Мне это было неприятно. Любопытно, что, когда тот орел или ястреб вознесся надо всем, я приободрился – и это, наверное, потому (думал я), что как птица он был с воробьем – но и потому, возможно, прежде всего потому, что он вознесся и завис, соединив в себе воробья с повешением и позволяя объединить в идеи повешения повешенного воробья с повешенным котом, да, да (я все отчетливее представлял это), он даже придавал идее повешения доминирующее качество, вознесшееся надо всем, царственное… и, если я сумею (так я думал) разобраться в идее, нащупать основную нить, понять или хотя бы почувствовать, куда это нацелено, хотя бы на одном отрезке воробья, палочки, кота, тогда мне будет уже легче справиться с губами и со всем тем, что вокруг них крутится. Что ни говори (пытался я решить шараду), но несомненно (и это была мучительная загадка), что секрет губоротой комбинации во мне самом, она во мне возникла, я, и никто иной, породил этот союз, – но (внимание!) я, повесив кота, присоединился (в определенной степени? полностью?) к той группе воробья и палочки, следовательно, я принадлежал теперь к двум группам, – так разве из этого не следует, что соединение Лены и Катаськи с воробьем и палочкой может осуществиться только через меня? – и разве я, повесив кота, не установил платформу, которая все объединяет… но в каком смысле? Ох, не ясно это было, но, во всяком случае, что-то здесь начинало формироваться, родился какой-то эмбрион целого, и вот огромная птица зависает надо мной – вознесенная. Хорошо. Но какого черта этот ксендз на сцену лезет, из другой оперы, нежданно-негаданно, посторонний, лишний, идиотский?…
Как тот чайник, там!
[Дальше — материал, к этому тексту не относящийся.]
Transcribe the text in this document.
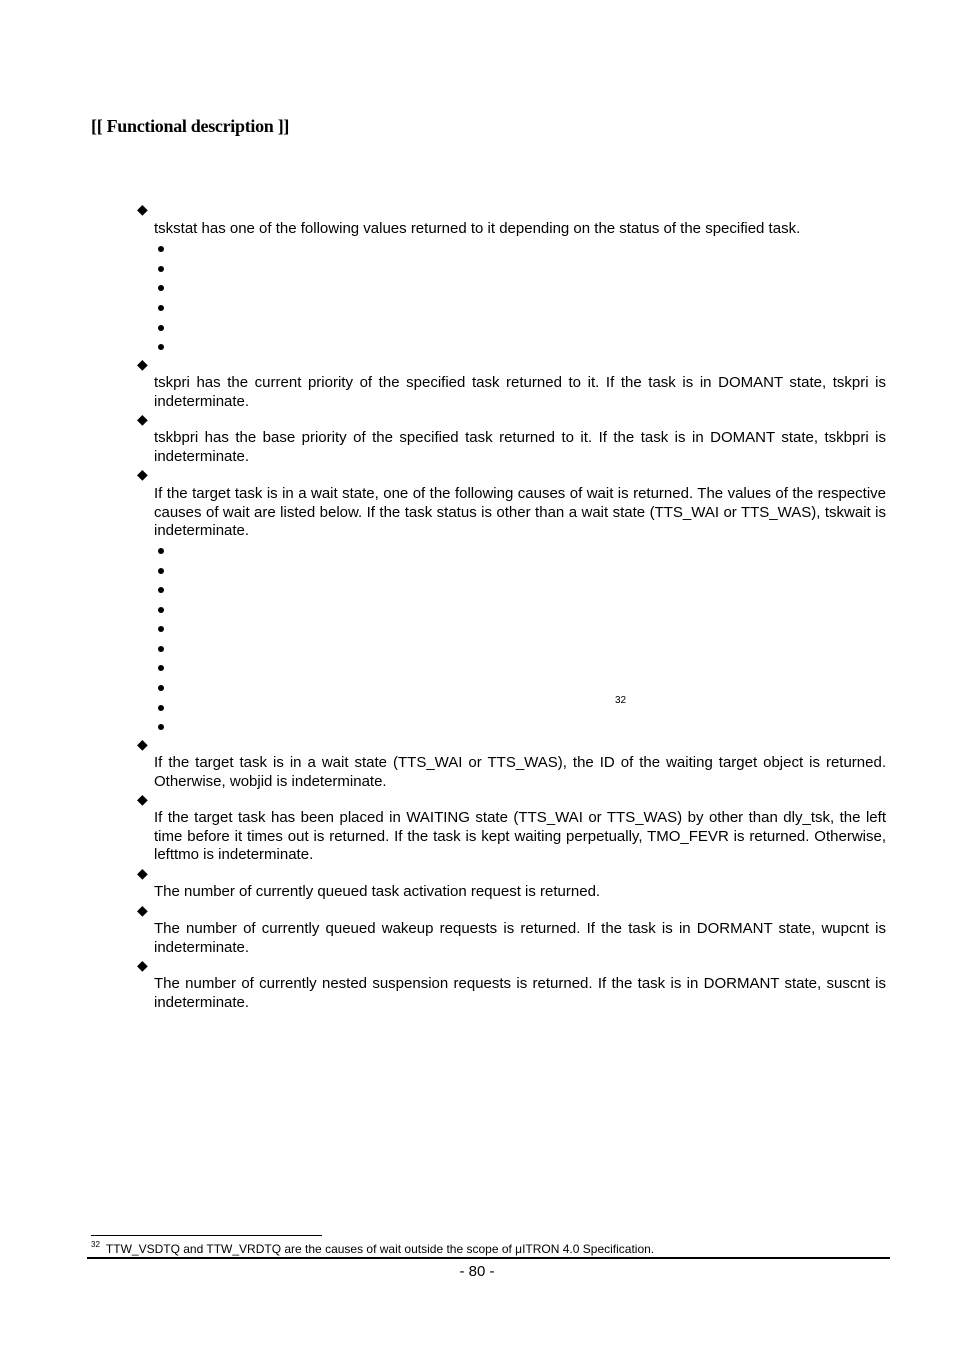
[[ Functional description ]]
◆
tskstat has one of the following values returned to it depending on the status of the specified task.
◆
tskpri has the current priority of the specified task returned to it. If the task is in DOMANT state, tskpri is indeterminate.
◆
tskbpri has the base priority of the specified task returned to it. If the task is in DOMANT state, tskbpri is indeterminate.
◆
If the target task is in a wait state, one of the following causes of wait is returned. The values of the respective causes of wait are listed below. If the task status is other than a wait state (TTS_WAI or TTS_WAS), tskwait is indeterminate.
32
◆
If the target task is in a wait state (TTS_WAI or TTS_WAS), the ID of the waiting target object is returned. Otherwise, wobjid is indeterminate.
◆
If the target task has been placed in WAITING state (TTS_WAI or TTS_WAS) by other than dly_tsk, the left time before it times out is returned. If the task is kept waiting perpetually, TMO_FEVR is returned. Otherwise, lefttmo is indeterminate.
◆
The number of currently queued task activation request is returned.
◆
The number of currently queued wakeup requests is returned. If the task is in DORMANT state, wupcnt is indeterminate.
◆
The number of currently nested suspension requests is returned. If the task is in DORMANT state, suscnt is indeterminate.
$^{32}$ TTW_VSDTQ and TTW_VRDTQ are the causes of wait outside the scope of μITRON 4.0 Specification.
- 80 -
И мое раздражение было нисколько не меньшим, чем то… которое бросило меня на кота… (да, я все-таки не был уверен, не набросился ли я на кота в связи с чайником, не выдержав капли, переполнившей чашу… и, пожалуй, чтобы хоть каким-то действием заставить реальность опростаться, именно так, как мы бросаем что попало в кусты, где шевелится что-то непонятное)… значит, удушение кота – это мой яростный ответ на провокацию бессмысленностью чайника?… Но в таком случае берегись, попик, кто может гарантировать, вдруг я в тебя брошу, что под руку попадется, или сделаю с тобой что-нибудь… что-нибудь… Он сидел, не подозревая о моем озлоблении, мы ехали, горы и горы, рысь кобыл, жарко… Мне бросилась в глаза одна деталь… он шевелил пальцами…
Непроизвольно он растопыривал толстые пальцы обеих рук и переплетал их, эта работа пальцев, как червяков, внизу, между колен, была упорной и мерзкой.
Разговор.
– Господа впервые на Костелиской?
На что Люлюся голосом смущенной гимназистки: – Да, пан ксендз, мы в свадебном путешествии, поженились в прошлом месяце.
Люлюсь сразу подскочил с миной не менее смущенной и восторженной: – Мы свежеиспеченная парочка!
Ксендз кашлянул, растерявшись. Тогда Люлюся тоже по-школярски, как бы ябедничая классной даме на подружку: – Они, – она указала пальчиком на Лену и Людвика, – они, пан ксендз, тоже!
– Недавно получили разрешение на… – воскликнул Люлюсь.
Людвик сказал: – Гм-м-м-м-м! – густым басом, улыбка Лены, молчание ксендза, ах, Люлюсы, какой же тон они подобрали к этому попику!.. который продолжал нервно перебирать пальцами, и выглядело это убого, коряво, по-крестьянски, мне даже показалось, что у него какой-то грешок на совести, что же он сделал этими пальцами? И… и… ах… ах… эти шевелящиеся внизу пальцы… и мои пальцы… и Лены… на скатерти. Вилка. Ложка.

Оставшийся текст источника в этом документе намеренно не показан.